Information Technology and its Information theoretic roots

Robert G. Gallager
Professor emeritus, M.I.T.

Information theory, invented in 1948 by Claude Shannon, is an elegant mathematical theory that was originally expected to revolutionize communication technology and, more broadly, our daily lives. The theoretical structure of this field grew rapidly, but there were relatively few important practical applications for about 30 years. More recently, both the basic architecture and the major system components of modern digital communication systems, and especially mobile systems, have evolved directly from information theoretic developments.

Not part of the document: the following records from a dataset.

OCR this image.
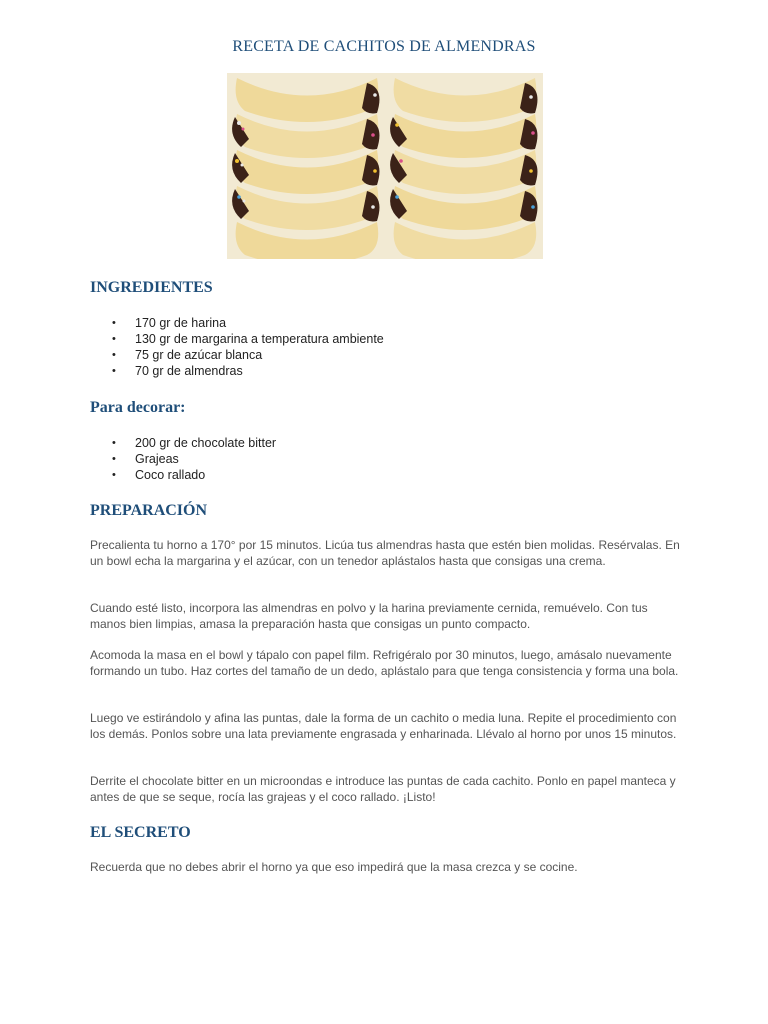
RECETA DE CACHITOS DE ALMENDRAS
INGREDIENTES
• 170 gr de harina
• 130 gr de margarina a temperatura ambiente
• 75 gr de azúcar blanca
• 70 gr de almendras
Para decorar:
• 200 gr de chocolate bitter
• Grajeas
• Coco rallado
PREPARACIÓN

Precalienta tu horno a 170° por 15 minutos. Licúa tus almendras hasta que estén bien molidas. Resérvalas. En un bowl echa la margarina y el azúcar, con un tenedor aplástalos hasta que consigas una crema.

Cuando esté listo, incorpora las almendras en polvo y la harina previamente cernida, remuévelo. Con tus manos bien limpias, amasa la preparación hasta que consigas un punto compacto.

Acomoda la masa en el bowl y tápalo con papel film. Refrigéralo por 30 minutos, luego, amásalo nuevamente formando un tubo. Haz cortes del tamaño de un dedo, aplástalo para que tenga consistencia y forma una bola.

Luego ve estirándolo y afina las puntas, dale la forma de un cachito o media luna. Repite el procedimiento con los demás. Ponlos sobre una lata previamente engrasada y enharinada. Llévalo al horno por unos 15 minutos.

Derrite el chocolate bitter en un microondas e introduce las puntas de cada cachito. Ponlo en papel manteca y antes de que se seque, rocía las grajeas y el coco rallado. ¡Listo!

EL SECRETO

Recuerda que no debes abrir el horno ya que eso impedirá que la masa crezca y se cocine.
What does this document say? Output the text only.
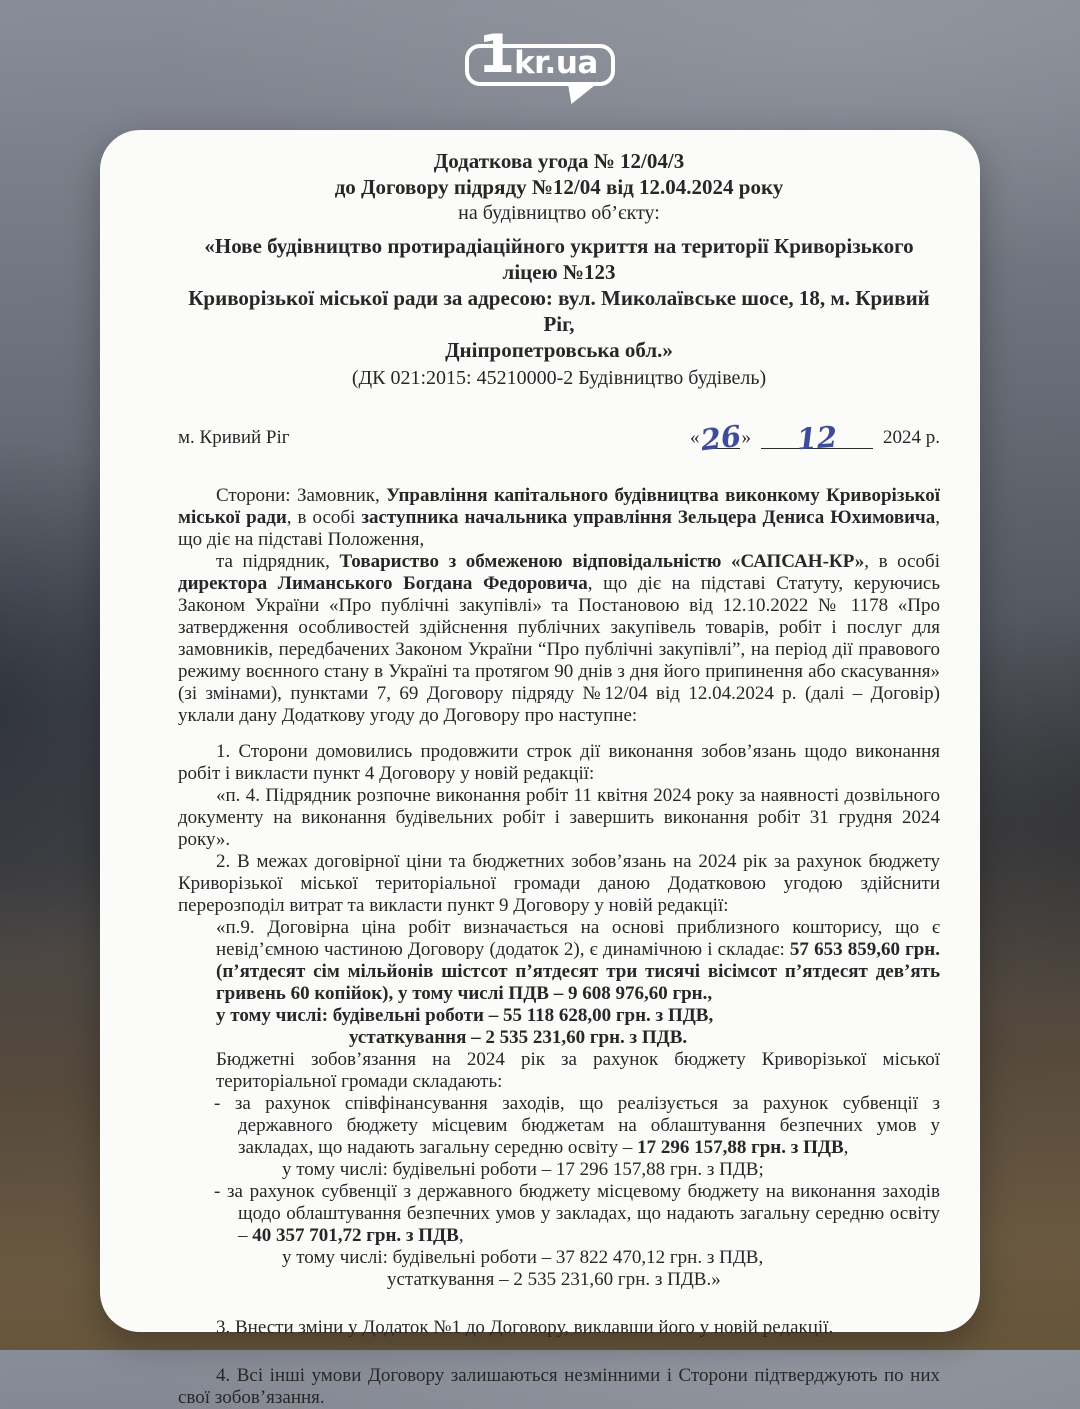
1 kr.ua
Додаткова угода № 12/04/3
до Договору підряду №12/04 від 12.04.2024 року
на будівництво об’єкту:
«Нове будівництво протирадіаційного укриття на території Криворізького ліцею №123
Криворізької міської ради за адресою: вул. Миколаївське шосе, 18, м. Кривий Ріг,
Дніпропетровська обл.»
(ДК 021:2015: 45210000-2 Будівництво будівель)
м. Кривий Ріг	«
26
» 12 2024 р.

Сторони: Замовник, Управління капітального будівництва виконкому Криворізької міської ради, в особі заступника начальника управління Зельцера Дениса Юхимовича, що діє на підставі Положення,

та підрядник, Товариство з обмеженою відповідальністю «САПСАН-КР», в особі директора Лиманського Богдана Федоровича, що діє на підставі Статуту, керуючись Законом України «Про публічні закупівлі» та Постановою від 12.10.2022 № 1178 «Про затвердження особливостей здійснення публічних закупівель товарів, робіт і послуг для замовників, передбачених Законом України “Про публічні закупівлі”, на період дії правового режиму воєнного стану в Україні та протягом 90 днів з дня його припинення або скасування» (зі змінами), пунктами 7, 69 Договору підряду №12/04 від 12.04.2024 р. (далі – Договір) уклали дану Додаткову угоду до Договору про наступне:

1. Сторони домовились продовжити строк дії виконання зобов’язань щодо виконання робіт і викласти пункт 4 Договору у новій редакції:

«п. 4. Підрядник розпочне виконання робіт 11 квітня 2024 року за наявності дозвільного документу на виконання будівельних робіт і завершить виконання робіт 31 грудня 2024 року».

2. В межах договірної ціни та бюджетних зобов’язань на 2024 рік за рахунок бюджету Криворізької міської територіальної громади даною Додатковою угодою здійснити перерозподіл витрат та викласти пункт 9 Договору у новій редакції:

«п.9. Договірна ціна робіт визначається на основі приблизного кошторису, що є невід’ємною частиною Договору (додаток 2), є динамічною і складає: 57 653 859,60 грн. (п’ятдесят сім мільйонів шістсот п’ятдесят три тисячі вісімсот п’ятдесят дев’ять гривень 60 копійок), у тому числі ПДВ – 9 608 976,60 грн.,

у тому числі: будівельні роботи – 55 118 628,00 грн. з ПДВ,

устаткування – 2 535 231,60 грн. з ПДВ.

Бюджетні зобов’язання на 2024 рік за рахунок бюджету Криворізької міської територіальної громади складають:

- за рахунок співфінансування заходів, що реалізується за рахунок субвенції з державного бюджету місцевим бюджетам на облаштування безпечних умов у закладах, що надають загальну середню освіту – 17 296 157,88 грн. з ПДВ,

у тому числі: будівельні роботи – 17 296 157,88 грн. з ПДВ;

- за рахунок субвенції з державного бюджету місцевому бюджету на виконання заходів щодо облаштування безпечних умов у закладах, що надають загальну середню освіту – 40 357 701,72 грн. з ПДВ,

у тому числі: будівельні роботи – 37 822 470,12 грн. з ПДВ,

устаткування – 2 535 231,60 грн. з ПДВ.»

3. Внести зміни у Додаток №1 до Договору, виклавши його у новій редакції.

4. Всі інші умови Договору залишаються незмінними і Сторони підтверджують по них свої зобов’язання.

We discuss this transition from theory to practice, using personal anecdotes, various landmark events, and a fair amount of speculation. We then discuss the way that basic research and its support in the communication sciences are changing. A critical issue is that basic research moves slowly and unevenly, whereas technology (when the basic ideas are in place) moves at an ever faster and more frenetic pace. We discuss ways of both enhancing basic research and improving its coupling to technology.

New Directions in Mobile Communications Services

Mr. Masaki Yoshikawa
Managing Director, Global Coordination Department
NTT DoCoMo, Inc.

New forms of mobile communication are emerging, permeating every aspect of our society, revitalizing business and personal life, bringing efficiency to businesses and security to our daily life. This presentation will first survey the new trends and new challenges in mobile multimedia applications and technology in Japan, including what one can do today and what one can expect in the future. In this context, this talk will then outline DoCoMo's data communication infrastructure and services, and the current status of i-mode and the 3G FOMA service. We will then describe the future possibilities of mobile communications, and how all of these will change the face of business and personal lives of people.